The therapy involves a one-off, fixed-dose intrathecal injection and does not require adjustments based on age or body weight.

The approval is supported by data from the registrational STEER trial, alongside results from the Phase IIIb STRENGTH and Phase I/II STRONG studies.

In the STEER study, Itvisma led to a statistically significant improvement of 2.39 points in the Hammersmith Functional Motor Scale, with this benefit maintained over a 52-week period.

Both the STEER and STRENGTH studies reported clinically meaningful benefits for patients, regardless of whether they were previously treated or treatment-naïve.

Novartis International president Patrick Horber said: “This approval marks a major milestone for people living with SMA. With Itvisma, we are going further to expand access to a one-time gene replacement therapy for older children, teens and adults – potentially addressing long-standing unmet needs for patients.”

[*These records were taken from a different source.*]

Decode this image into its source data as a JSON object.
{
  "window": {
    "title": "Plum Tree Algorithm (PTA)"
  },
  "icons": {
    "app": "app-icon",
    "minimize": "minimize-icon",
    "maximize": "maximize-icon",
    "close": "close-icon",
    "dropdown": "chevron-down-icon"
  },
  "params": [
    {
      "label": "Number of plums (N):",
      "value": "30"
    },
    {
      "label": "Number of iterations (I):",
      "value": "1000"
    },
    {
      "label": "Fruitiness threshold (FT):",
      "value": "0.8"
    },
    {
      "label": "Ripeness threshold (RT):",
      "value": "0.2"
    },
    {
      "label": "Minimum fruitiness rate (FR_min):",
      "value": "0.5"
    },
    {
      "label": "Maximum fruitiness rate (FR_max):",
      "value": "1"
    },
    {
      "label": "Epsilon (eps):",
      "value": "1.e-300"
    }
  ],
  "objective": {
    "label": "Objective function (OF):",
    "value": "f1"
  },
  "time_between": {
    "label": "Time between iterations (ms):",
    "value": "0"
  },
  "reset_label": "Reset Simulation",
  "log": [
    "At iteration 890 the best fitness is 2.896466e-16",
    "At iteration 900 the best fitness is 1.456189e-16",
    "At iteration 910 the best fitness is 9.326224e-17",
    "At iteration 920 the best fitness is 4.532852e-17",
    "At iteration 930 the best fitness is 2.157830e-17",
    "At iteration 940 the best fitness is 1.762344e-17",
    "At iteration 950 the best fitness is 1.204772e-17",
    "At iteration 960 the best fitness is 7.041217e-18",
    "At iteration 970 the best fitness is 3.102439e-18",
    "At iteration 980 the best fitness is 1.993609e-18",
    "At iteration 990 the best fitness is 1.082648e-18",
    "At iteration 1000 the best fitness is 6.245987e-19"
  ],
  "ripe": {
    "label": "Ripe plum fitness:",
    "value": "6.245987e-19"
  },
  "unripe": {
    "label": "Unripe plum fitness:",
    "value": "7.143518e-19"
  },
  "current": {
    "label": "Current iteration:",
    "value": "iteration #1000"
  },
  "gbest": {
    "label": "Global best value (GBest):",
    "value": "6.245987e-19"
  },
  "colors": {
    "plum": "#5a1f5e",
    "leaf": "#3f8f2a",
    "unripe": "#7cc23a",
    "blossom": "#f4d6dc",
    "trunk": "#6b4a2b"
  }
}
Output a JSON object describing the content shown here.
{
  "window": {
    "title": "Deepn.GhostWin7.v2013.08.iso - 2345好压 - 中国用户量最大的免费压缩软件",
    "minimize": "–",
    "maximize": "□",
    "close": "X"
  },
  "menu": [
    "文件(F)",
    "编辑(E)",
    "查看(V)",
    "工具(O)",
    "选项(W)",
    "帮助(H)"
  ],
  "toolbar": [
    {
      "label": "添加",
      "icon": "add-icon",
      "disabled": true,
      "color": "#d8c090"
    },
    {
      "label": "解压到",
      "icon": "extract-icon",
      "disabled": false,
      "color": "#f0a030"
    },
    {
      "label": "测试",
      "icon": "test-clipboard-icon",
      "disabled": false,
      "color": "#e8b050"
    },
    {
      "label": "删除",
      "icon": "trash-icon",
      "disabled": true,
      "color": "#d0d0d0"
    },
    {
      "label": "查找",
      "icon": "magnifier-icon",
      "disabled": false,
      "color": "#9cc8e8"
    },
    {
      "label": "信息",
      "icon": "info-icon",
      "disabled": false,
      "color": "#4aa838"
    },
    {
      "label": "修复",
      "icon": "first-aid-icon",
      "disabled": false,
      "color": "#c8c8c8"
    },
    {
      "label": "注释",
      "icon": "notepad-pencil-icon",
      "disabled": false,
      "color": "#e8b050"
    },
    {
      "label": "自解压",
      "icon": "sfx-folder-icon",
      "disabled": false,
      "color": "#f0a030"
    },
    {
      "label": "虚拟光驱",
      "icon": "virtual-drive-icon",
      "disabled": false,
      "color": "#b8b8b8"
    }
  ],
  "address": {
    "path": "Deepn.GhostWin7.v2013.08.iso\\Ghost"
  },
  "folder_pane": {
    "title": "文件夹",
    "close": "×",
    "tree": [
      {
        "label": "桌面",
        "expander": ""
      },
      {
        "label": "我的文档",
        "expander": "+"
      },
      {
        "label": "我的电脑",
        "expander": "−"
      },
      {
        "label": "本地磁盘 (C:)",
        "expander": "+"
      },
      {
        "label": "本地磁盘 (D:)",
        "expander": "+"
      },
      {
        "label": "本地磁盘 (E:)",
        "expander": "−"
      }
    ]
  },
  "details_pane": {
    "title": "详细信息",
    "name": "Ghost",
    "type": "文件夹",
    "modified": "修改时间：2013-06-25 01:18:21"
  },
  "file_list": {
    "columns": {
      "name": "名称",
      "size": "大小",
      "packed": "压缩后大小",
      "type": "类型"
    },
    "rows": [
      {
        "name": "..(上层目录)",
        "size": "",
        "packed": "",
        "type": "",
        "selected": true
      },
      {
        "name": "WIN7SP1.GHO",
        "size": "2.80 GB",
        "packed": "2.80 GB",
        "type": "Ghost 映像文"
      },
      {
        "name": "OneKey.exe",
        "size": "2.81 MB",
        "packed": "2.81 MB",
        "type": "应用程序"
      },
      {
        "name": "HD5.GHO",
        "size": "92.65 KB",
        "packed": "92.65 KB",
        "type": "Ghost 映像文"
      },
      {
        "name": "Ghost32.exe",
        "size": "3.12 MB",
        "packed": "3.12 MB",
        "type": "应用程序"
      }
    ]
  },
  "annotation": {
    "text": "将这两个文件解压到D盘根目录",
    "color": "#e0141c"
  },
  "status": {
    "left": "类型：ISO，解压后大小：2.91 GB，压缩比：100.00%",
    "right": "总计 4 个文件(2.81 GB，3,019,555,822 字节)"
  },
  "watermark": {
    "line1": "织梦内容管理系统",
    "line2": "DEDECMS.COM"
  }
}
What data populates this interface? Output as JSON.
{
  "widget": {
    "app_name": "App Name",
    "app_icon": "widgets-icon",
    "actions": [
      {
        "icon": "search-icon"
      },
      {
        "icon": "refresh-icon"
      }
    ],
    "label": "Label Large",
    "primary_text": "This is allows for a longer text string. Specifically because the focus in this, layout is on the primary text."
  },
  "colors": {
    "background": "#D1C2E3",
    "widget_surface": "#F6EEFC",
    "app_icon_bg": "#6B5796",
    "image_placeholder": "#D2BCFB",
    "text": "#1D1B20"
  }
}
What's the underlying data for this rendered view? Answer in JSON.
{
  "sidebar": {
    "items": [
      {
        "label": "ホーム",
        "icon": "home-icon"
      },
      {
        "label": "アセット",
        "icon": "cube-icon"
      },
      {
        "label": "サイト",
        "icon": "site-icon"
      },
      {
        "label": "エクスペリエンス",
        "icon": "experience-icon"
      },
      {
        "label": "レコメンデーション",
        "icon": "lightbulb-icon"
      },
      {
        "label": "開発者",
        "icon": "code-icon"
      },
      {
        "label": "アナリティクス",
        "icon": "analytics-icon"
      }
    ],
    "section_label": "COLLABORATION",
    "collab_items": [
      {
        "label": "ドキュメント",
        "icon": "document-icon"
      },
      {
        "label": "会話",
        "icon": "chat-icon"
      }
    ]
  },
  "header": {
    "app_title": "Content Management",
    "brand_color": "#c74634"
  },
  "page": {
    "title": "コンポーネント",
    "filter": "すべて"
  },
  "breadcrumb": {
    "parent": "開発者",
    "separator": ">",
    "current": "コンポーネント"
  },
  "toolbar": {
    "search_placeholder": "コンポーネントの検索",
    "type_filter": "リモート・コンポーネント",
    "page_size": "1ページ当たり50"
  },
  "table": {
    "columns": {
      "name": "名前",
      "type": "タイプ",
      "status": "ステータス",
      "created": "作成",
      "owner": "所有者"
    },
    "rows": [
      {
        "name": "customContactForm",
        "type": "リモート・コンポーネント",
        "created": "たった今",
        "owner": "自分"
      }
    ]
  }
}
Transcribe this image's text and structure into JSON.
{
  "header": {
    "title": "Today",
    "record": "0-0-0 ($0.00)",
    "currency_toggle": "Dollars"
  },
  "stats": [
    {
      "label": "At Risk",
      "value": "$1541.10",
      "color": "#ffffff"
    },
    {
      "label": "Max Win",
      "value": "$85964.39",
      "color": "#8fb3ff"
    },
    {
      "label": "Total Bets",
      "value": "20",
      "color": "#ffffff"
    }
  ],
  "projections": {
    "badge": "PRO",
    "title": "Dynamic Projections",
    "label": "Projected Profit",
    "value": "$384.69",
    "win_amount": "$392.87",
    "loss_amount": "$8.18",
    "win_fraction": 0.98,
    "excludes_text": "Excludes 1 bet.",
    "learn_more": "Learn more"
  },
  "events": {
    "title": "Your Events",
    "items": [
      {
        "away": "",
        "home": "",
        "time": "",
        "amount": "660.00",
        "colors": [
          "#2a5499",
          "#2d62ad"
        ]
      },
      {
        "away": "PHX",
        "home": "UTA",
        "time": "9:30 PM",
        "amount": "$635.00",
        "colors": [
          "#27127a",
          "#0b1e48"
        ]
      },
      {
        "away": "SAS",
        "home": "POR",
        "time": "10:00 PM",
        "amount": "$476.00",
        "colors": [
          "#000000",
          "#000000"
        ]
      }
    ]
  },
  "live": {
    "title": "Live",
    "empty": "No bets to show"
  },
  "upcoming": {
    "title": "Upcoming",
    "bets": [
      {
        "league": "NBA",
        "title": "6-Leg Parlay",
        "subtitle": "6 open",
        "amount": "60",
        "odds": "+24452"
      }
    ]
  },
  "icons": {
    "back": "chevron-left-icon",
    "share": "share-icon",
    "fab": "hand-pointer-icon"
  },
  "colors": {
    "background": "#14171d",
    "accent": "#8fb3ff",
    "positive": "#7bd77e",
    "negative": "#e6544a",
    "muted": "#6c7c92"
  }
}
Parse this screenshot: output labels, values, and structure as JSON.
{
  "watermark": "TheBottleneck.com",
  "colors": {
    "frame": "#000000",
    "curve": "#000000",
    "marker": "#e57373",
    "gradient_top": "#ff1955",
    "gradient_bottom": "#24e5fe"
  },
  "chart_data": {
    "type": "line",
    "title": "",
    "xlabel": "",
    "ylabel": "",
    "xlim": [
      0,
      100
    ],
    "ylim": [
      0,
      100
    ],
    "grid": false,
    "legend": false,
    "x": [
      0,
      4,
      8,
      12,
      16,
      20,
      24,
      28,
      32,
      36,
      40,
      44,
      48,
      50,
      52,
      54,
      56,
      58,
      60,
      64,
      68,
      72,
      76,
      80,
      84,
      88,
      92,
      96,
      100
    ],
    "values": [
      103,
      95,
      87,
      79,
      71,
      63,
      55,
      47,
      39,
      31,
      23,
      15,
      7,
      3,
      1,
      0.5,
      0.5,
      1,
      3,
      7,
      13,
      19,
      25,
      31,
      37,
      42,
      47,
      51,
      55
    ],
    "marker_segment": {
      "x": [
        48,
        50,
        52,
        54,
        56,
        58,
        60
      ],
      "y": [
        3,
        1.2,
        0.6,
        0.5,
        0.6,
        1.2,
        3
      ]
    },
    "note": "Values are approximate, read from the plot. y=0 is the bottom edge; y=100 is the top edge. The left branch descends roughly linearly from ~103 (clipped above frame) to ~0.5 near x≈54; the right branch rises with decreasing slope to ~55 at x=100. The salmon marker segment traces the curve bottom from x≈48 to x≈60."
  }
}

Common side effects reported for Itvisma include upper respiratory tract infection, raised temperature, vomiting, headache and increased hepatic enzymes.

Novartis holds exclusive global licences related to the intravenous and intrathecal delivery of AAV9-based gene therapies for SMA.

In March 2026, Novartis received US Food and Drug Administration approval for Cosentyx (secukinumab) to treat paediatric patients aged 12 years and above with moderate to severe hidradenitis suppurativa.